Realidade distante da moldura realista
Suzana Nascimento, Carolina Pismel e Pri Helena em Os Impostores (Foto: Elisa Mendes)
Os Impostores sinaliza uma transição da dramaturgia de Gustavo Pinheiro (aqui assinando o texto em parceria com o diretor Rodrigo Portella), que se distancia do registro realista, apesar da preocupação em suscitar elos com os dias de hoje – característica que, inclusive, possibilita traçar conexões com seus textos anteriores. Mas Pinheiro não investe em determinados recursos recorrentes em sua obra, como o da revelação movimentando o desenlace da trama.

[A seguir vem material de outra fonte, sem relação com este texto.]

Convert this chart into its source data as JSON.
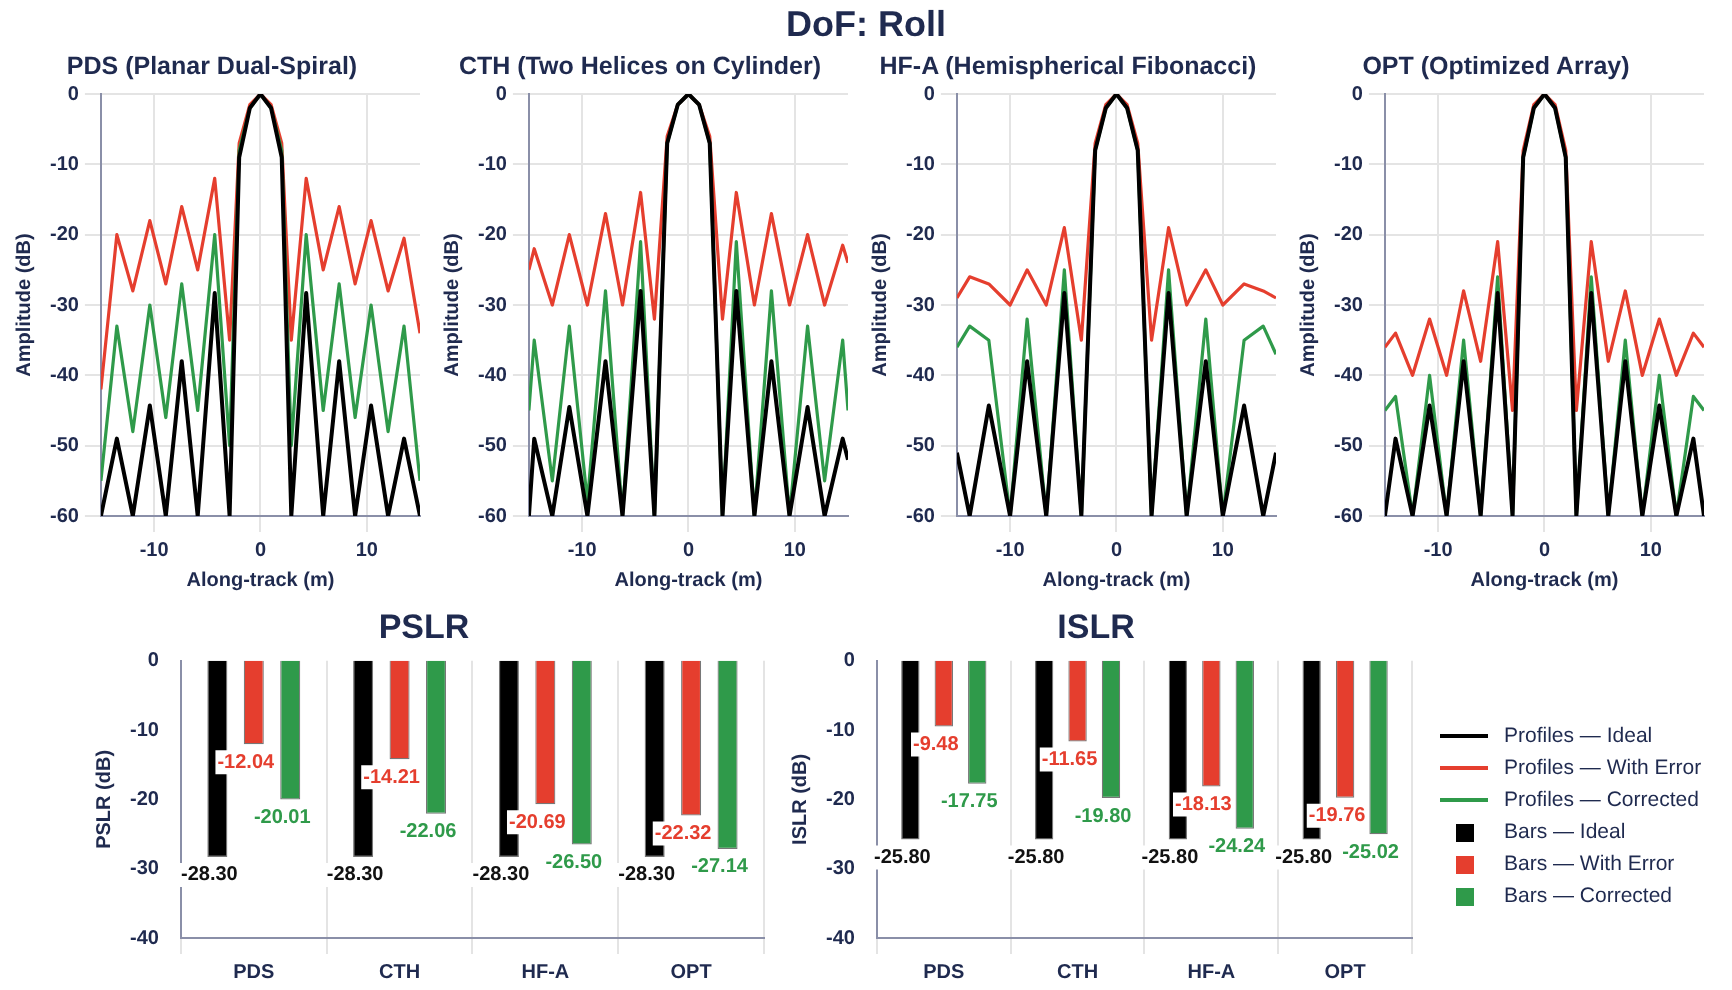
{
  "chart_data": [
    {
      "type": "other",
      "title": "DoF: Roll"
    },
    {
      "type": "line",
      "title": "PDS (Planar Dual-Spiral)",
      "xlabel": "Along-track (m)",
      "ylabel": "Amplitude (dB)",
      "xlim": [
        -15,
        15
      ],
      "xticks": [
        -10,
        0,
        10
      ],
      "ylim": [
        -60,
        0
      ],
      "yticks": [
        -60,
        -50,
        -40,
        -30,
        -20,
        -10,
        0
      ],
      "grid": true,
      "legend": "bottom right",
      "x": [
        -15,
        -13.5,
        -12,
        -10.4,
        -8.9,
        -7.4,
        -5.9,
        -4.3,
        -2.9,
        -2,
        -1,
        0,
        1,
        2,
        2.9,
        4.3,
        5.9,
        7.4,
        8.9,
        10.4,
        12,
        13.5,
        15
      ],
      "series": [
        {
          "name": "Profiles — With Error",
          "color": "#e53e2e",
          "values": [
            -42,
            -20,
            -28,
            -18,
            -27,
            -16,
            -25,
            -12,
            -35,
            -7,
            -1.5,
            0,
            -1.5,
            -7,
            -35,
            -12,
            -25,
            -16,
            -27,
            -18,
            -28,
            -20.5,
            -34
          ]
        },
        {
          "name": "Profiles — Corrected",
          "color": "#2f9a4a",
          "values": [
            -55,
            -33,
            -48,
            -30,
            -46,
            -27,
            -45,
            -20,
            -50,
            -8,
            -2,
            0,
            -2,
            -8,
            -50,
            -20,
            -45,
            -27,
            -46,
            -30,
            -48,
            -33,
            -55
          ]
        },
        {
          "name": "Profiles — Ideal",
          "color": "#000000",
          "values": [
            -60,
            -49,
            -60,
            -44.3,
            -60,
            -38,
            -60,
            -28.3,
            -60,
            -9,
            -2,
            0,
            -2,
            -9,
            -60,
            -28.3,
            -60,
            -38,
            -60,
            -44.3,
            -60,
            -49,
            -60
          ]
        }
      ]
    },
    {
      "type": "line",
      "title": "CTH (Two Helices on Cylinder)",
      "xlabel": "Along-track (m)",
      "ylabel": "Amplitude (dB)",
      "xlim": [
        -15,
        15
      ],
      "xticks": [
        -10,
        0,
        10
      ],
      "ylim": [
        -60,
        0
      ],
      "yticks": [
        -60,
        -50,
        -40,
        -30,
        -20,
        -10,
        0
      ],
      "grid": true,
      "x": [
        -15,
        -14.5,
        -12.8,
        -11.2,
        -9.5,
        -7.8,
        -6.2,
        -4.5,
        -3.2,
        -2,
        -1,
        0,
        1,
        2,
        3.2,
        4.5,
        6.2,
        7.8,
        9.5,
        11.2,
        12.8,
        14.5,
        15
      ],
      "series": [
        {
          "color": "#e53e2e",
          "values": [
            -25,
            -22,
            -30,
            -20,
            -30,
            -17,
            -30,
            -14,
            -32,
            -6,
            -1.5,
            0,
            -1.5,
            -6,
            -32,
            -14,
            -30,
            -17,
            -30,
            -20,
            -30,
            -21.5,
            -24
          ]
        },
        {
          "color": "#2f9a4a",
          "values": [
            -45,
            -35,
            -55,
            -33,
            -58,
            -28,
            -60,
            -21,
            -60,
            -7,
            -1.5,
            0,
            -1.5,
            -7,
            -60,
            -21,
            -60,
            -28,
            -60,
            -33,
            -55,
            -35,
            -45
          ]
        },
        {
          "color": "#000000",
          "values": [
            -60,
            -49,
            -60,
            -44.5,
            -60,
            -38,
            -60,
            -28,
            -60,
            -7,
            -1.5,
            0,
            -1.5,
            -7,
            -60,
            -28,
            -60,
            -38,
            -60,
            -44.5,
            -60,
            -49,
            -52
          ]
        }
      ]
    },
    {
      "type": "line",
      "title": "HF-A (Hemispherical Fibonacci)",
      "xlabel": "Along-track (m)",
      "ylabel": "Amplitude (dB)",
      "xlim": [
        -15,
        15
      ],
      "xticks": [
        -10,
        0,
        10
      ],
      "ylim": [
        -60,
        0
      ],
      "yticks": [
        -60,
        -50,
        -40,
        -30,
        -20,
        -10,
        0
      ],
      "grid": true,
      "x": [
        -15,
        -13.8,
        -12,
        -10,
        -8.4,
        -6.6,
        -4.9,
        -3.3,
        -2,
        -1,
        0,
        1,
        2,
        3.3,
        4.9,
        6.6,
        8.4,
        10,
        12,
        13.8,
        15
      ],
      "series": [
        {
          "color": "#e53e2e",
          "values": [
            -29,
            -26,
            -27,
            -30,
            -25,
            -30,
            -19,
            -35,
            -7,
            -1.5,
            0,
            -1.5,
            -7,
            -35,
            -19,
            -30,
            -25,
            -30,
            -27,
            -28,
            -29
          ]
        },
        {
          "color": "#2f9a4a",
          "values": [
            -36,
            -33,
            -35,
            -60,
            -32,
            -60,
            -25,
            -60,
            -8,
            -2,
            0,
            -2,
            -8,
            -60,
            -25,
            -60,
            -32,
            -60,
            -35,
            -33,
            -37
          ]
        },
        {
          "color": "#000000",
          "values": [
            -51,
            -60,
            -44.3,
            -60,
            -38,
            -60,
            -28.3,
            -60,
            -8,
            -2,
            0,
            -2,
            -8,
            -60,
            -28.3,
            -60,
            -38,
            -60,
            -44.3,
            -60,
            -51
          ]
        }
      ]
    },
    {
      "type": "line",
      "title": "OPT (Optimized Array)",
      "xlabel": "Along-track (m)",
      "ylabel": "Amplitude (dB)",
      "xlim": [
        -15,
        15
      ],
      "xticks": [
        -10,
        0,
        10
      ],
      "ylim": [
        -60,
        0
      ],
      "yticks": [
        -60,
        -50,
        -40,
        -30,
        -20,
        -10,
        0
      ],
      "grid": true,
      "x": [
        -15,
        -14,
        -12.4,
        -10.8,
        -9.2,
        -7.6,
        -6,
        -4.4,
        -3,
        -2,
        -1,
        0,
        1,
        2,
        3,
        4.4,
        6,
        7.6,
        9.2,
        10.8,
        12.4,
        14,
        15
      ],
      "series": [
        {
          "color": "#e53e2e",
          "values": [
            -36,
            -34,
            -40,
            -32,
            -40,
            -28,
            -38,
            -21,
            -45,
            -8,
            -1.5,
            0,
            -1.5,
            -8,
            -45,
            -21,
            -38,
            -28,
            -40,
            -32,
            -40,
            -34,
            -36
          ]
        },
        {
          "color": "#2f9a4a",
          "values": [
            -45,
            -43,
            -60,
            -40,
            -60,
            -35,
            -60,
            -26,
            -60,
            -9,
            -2,
            0,
            -2,
            -9,
            -60,
            -26,
            -60,
            -35,
            -60,
            -40,
            -60,
            -43,
            -45
          ]
        },
        {
          "color": "#000000",
          "values": [
            -60,
            -49,
            -60,
            -44.3,
            -60,
            -38,
            -60,
            -28.3,
            -60,
            -9,
            -2,
            0,
            -2,
            -9,
            -60,
            -28.3,
            -60,
            -38,
            -60,
            -44.3,
            -60,
            -49,
            -60
          ]
        }
      ]
    },
    {
      "type": "bar",
      "title": "PSLR",
      "ylabel": "PSLR (dB)",
      "categories": [
        "PDS",
        "CTH",
        "HF-A",
        "OPT"
      ],
      "ylim": [
        -40,
        0
      ],
      "yticks": [
        -40,
        -30,
        -20,
        -10,
        0
      ],
      "grid": "x",
      "series": [
        {
          "color": "#000000",
          "values": [
            -28.3,
            -28.3,
            -28.3,
            -28.3
          ],
          "value_labels": [
            "-28.30",
            "-28.30",
            "-28.30",
            "-28.30"
          ]
        },
        {
          "color": "#e53e2e",
          "values": [
            -12.04,
            -14.21,
            -20.69,
            -22.32
          ],
          "value_labels": [
            "-12.04",
            "-14.21",
            "-20.69",
            "-22.32"
          ]
        },
        {
          "color": "#2f9a4a",
          "values": [
            -20.01,
            -22.06,
            -26.5,
            -27.14
          ],
          "value_labels": [
            "-20.01",
            "-22.06",
            "-26.50",
            "-27.14"
          ]
        }
      ]
    },
    {
      "type": "bar",
      "title": "ISLR",
      "ylabel": "ISLR (dB)",
      "categories": [
        "PDS",
        "CTH",
        "HF-A",
        "OPT"
      ],
      "ylim": [
        -40,
        0
      ],
      "yticks": [
        -40,
        -30,
        -20,
        -10,
        0
      ],
      "grid": "x",
      "legend": "right",
      "series": [
        {
          "name": "Bars — Ideal",
          "color": "#000000",
          "values": [
            -25.8,
            -25.8,
            -25.8,
            -25.8
          ],
          "value_labels": [
            "-25.80",
            "-25.80",
            "-25.80",
            "-25.80"
          ]
        },
        {
          "name": "Bars — With Error",
          "color": "#e53e2e",
          "values": [
            -9.48,
            -11.65,
            -18.13,
            -19.76
          ],
          "value_labels": [
            "-9.48",
            "-11.65",
            "-18.13",
            "-19.76"
          ]
        },
        {
          "name": "Bars — Corrected",
          "color": "#2f9a4a",
          "values": [
            -17.75,
            -19.8,
            -24.24,
            -25.02
          ],
          "value_labels": [
            "-17.75",
            "-19.80",
            "-24.24",
            "-25.02"
          ]
        }
      ]
    }
  ]
}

Nessa nova peça, os autores enveredam por certo contraste entre uma circunstância algo fantástica – personagens confinados num bunker como forma de sobreviver num mundo apocalíptico, uma noção de tempo expandida, constatada na figura da governanta, que trabalha com a família há um período bem maior que uma existência pode compreender – e a concretude das questões atuais que vêm à tona no decorrer do texto – a devastação da natureza, a falta de consciência de uma aristocracia que faz valer seu poder de classe sobre os oprimidos, a disseminação de templos religiosos. O destaque à religião como estratégia econômica e a presença do personagem que chega de fora e se insere num núcleo familiar, desestabilizando-o ainda mais, remetem, longinquamente, ao Tartufo, de Molière.
Os autores descortinam, aos poucos, a situação e os personagens diante do público. A partir de dado momento, evidenciam temáticas e discursos, a exemplo do instante em que um dos personagens, ao ser confrontado com a verdade, reivindica o direito de se manter alienado. A peça oscila, sem muita dosagem, entre o enigmático e o sublinhado, mas sustenta o interesse até o final.

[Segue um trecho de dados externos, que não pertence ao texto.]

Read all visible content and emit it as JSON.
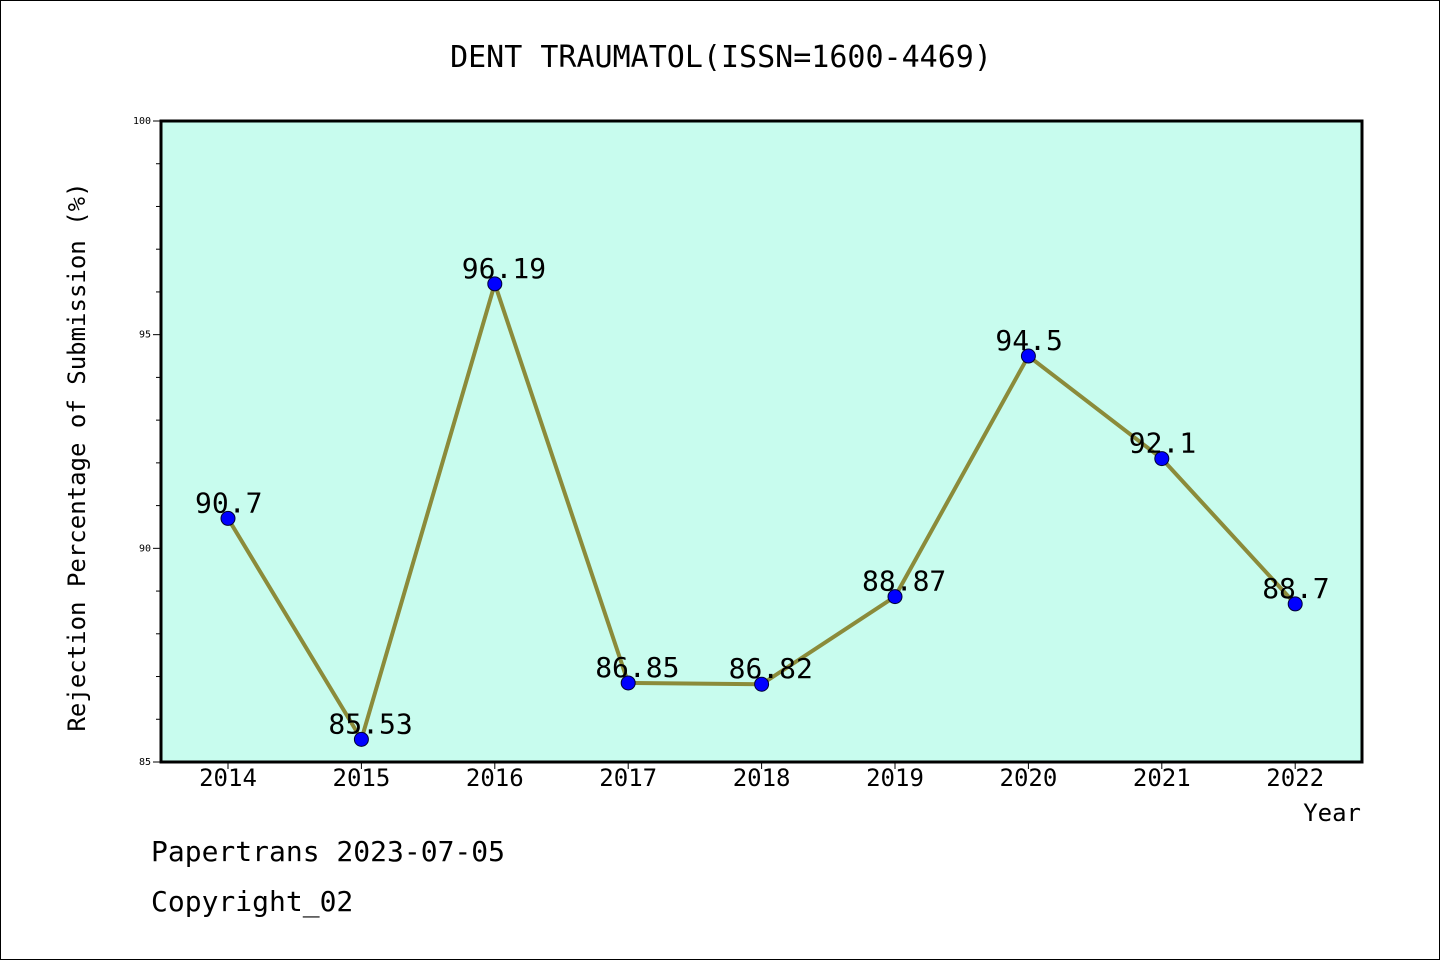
{
  "chart_data": {
    "type": "line",
    "title": "DENT TRAUMATOL(ISSN=1600-4469)",
    "xlabel": "Year",
    "ylabel": "Rejection Percentage of Submission (%)",
    "categories": [
      "2014",
      "2015",
      "2016",
      "2017",
      "2018",
      "2019",
      "2020",
      "2021",
      "2022"
    ],
    "series": [
      {
        "values": [
          90.7,
          85.53,
          96.19,
          86.85,
          86.82,
          88.87,
          94.5,
          92.1,
          88.7
        ],
        "labels": [
          "90.7",
          "85.53",
          "96.19",
          "86.85",
          "86.82",
          "88.87",
          "94.5",
          "92.1",
          "88.7"
        ],
        "line_color": "#8b8b3a",
        "marker_color": "#0000ff"
      }
    ],
    "ylim": [
      85,
      100
    ],
    "yticks": [
      85,
      90,
      95,
      100
    ],
    "grid": false,
    "plot_background": "#c8fcee"
  },
  "footer": {
    "line1": "Papertrans 2023-07-05",
    "line2": "Copyright_02"
  }
}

Rodrigo Portella, diretor da montagem em cartaz até domingo no Teatro Sesc Ginástico, acentua, com habilidade, o afastamento de uma moldura tradicionalmente realista, proposta que atravessa as criações que integram a encenação, a julgar pela concepção cenográfica estilizada, de Julia Deccache, pelos inventivos figurinos de Tiago Ribeiro e pelo aproveitamento da extensão do palco, que, sem a habitual delimitação de ambientes, expõe parte da coxia, frisando o caráter teatral, sem ambicionar a reconstituição de espaços identificáveis na vida.

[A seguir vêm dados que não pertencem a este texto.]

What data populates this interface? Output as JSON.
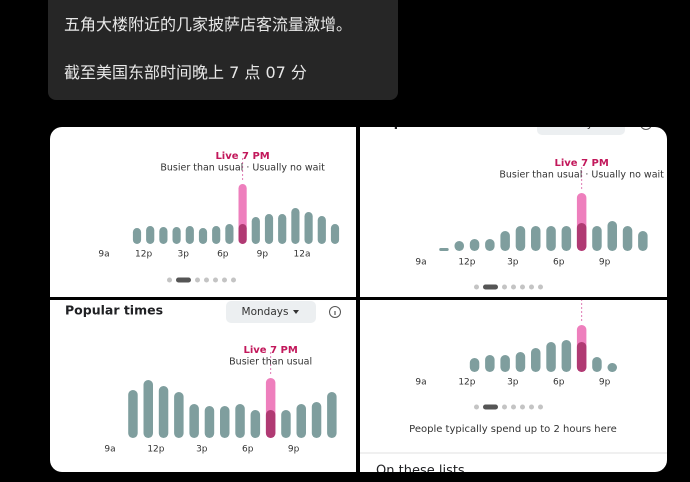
{
  "message": {
    "lines": [
      "五角大楼附近的几家披萨店客流量激增。",
      "截至美国东部时间晚上 7 点 07 分"
    ]
  },
  "chart_data": [
    {
      "type": "bar",
      "live_label": "Live 7 PM",
      "live_status": "Busier than usual · Usually no wait",
      "categories": [
        "9a",
        null,
        null,
        "12p",
        null,
        null,
        "3p",
        null,
        null,
        "6p",
        null,
        null,
        "9p",
        null,
        null,
        "12a",
        null,
        null
      ],
      "values": [
        0,
        0,
        16,
        18,
        17,
        17,
        18,
        16,
        18,
        20,
        20,
        27,
        30,
        30,
        36,
        32,
        28,
        20
      ],
      "live_values": [
        null,
        null,
        null,
        null,
        null,
        null,
        null,
        null,
        null,
        null,
        60,
        null,
        null,
        null,
        null,
        null,
        null,
        null
      ],
      "color": "#7f9e9e",
      "live_color": "#ee7fbd",
      "live_usual_color": "#b03a73"
    },
    {
      "type": "bar",
      "title": "Popular times",
      "day": "Mondays",
      "live_label": "Live 7 PM",
      "live_status": "Busier than usual · Usually no wait",
      "categories": [
        "9a",
        null,
        null,
        "12p",
        null,
        null,
        "3p",
        null,
        null,
        "6p",
        null,
        null,
        "9p",
        null,
        null
      ],
      "values": [
        0,
        3,
        10,
        12,
        12,
        20,
        25,
        25,
        25,
        25,
        28,
        25,
        30,
        25,
        20
      ],
      "live_values": [
        null,
        null,
        null,
        null,
        null,
        null,
        null,
        null,
        null,
        null,
        58,
        null,
        null,
        null,
        null
      ],
      "color": "#7f9e9e",
      "live_color": "#ee7fbd",
      "live_usual_color": "#b03a73"
    },
    {
      "type": "bar",
      "title": "Popular times",
      "day": "Mondays",
      "live_label": "Live 7 PM",
      "live_status": "Busier than usual",
      "categories": [
        "9a",
        null,
        null,
        "12p",
        null,
        null,
        "3p",
        null,
        null,
        "6p",
        null,
        null,
        "9p",
        null,
        null
      ],
      "values": [
        0,
        48,
        58,
        52,
        46,
        34,
        32,
        32,
        34,
        28,
        28,
        28,
        34,
        36,
        46
      ],
      "live_values": [
        null,
        null,
        null,
        null,
        null,
        null,
        null,
        null,
        null,
        null,
        60,
        null,
        null,
        null,
        null
      ],
      "color": "#7f9e9e",
      "live_color": "#ee7fbd",
      "live_usual_color": "#b03a73"
    },
    {
      "type": "bar",
      "note": "People typically spend up to 2 hours here",
      "footer": "On these lists",
      "categories": [
        "9a",
        null,
        null,
        "12p",
        null,
        null,
        "3p",
        null,
        null,
        "6p",
        null,
        null,
        "9p",
        null
      ],
      "values": [
        0,
        0,
        0,
        14,
        17,
        17,
        20,
        24,
        30,
        32,
        30,
        15,
        9,
        0
      ],
      "live_values": [
        null,
        null,
        null,
        null,
        null,
        null,
        null,
        null,
        null,
        null,
        47,
        null,
        null,
        null
      ],
      "color": "#7f9e9e",
      "live_color": "#ee7fbd",
      "live_usual_color": "#b03a73"
    }
  ]
}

A linha interpretativa é expansiva, mas precisa, tanto no que se refere ao modo como os atores (Carolina Pismel, Guilherme Piva, Murilo Sampaio, Pri Helena, Suzana Nascimento e Tairone Vale) destilam a ironia contida no texto quanto a uma direção de movimento (preparação corporal de Toni Rodrigues) que parece concebida em sentido oposto ao da reprodução da gestualidade cotidiana. Mas também há lugar para a atuação mais discreta, menos voltada para um resultado imediato junto ao público, relacionada à permanência do idealismo.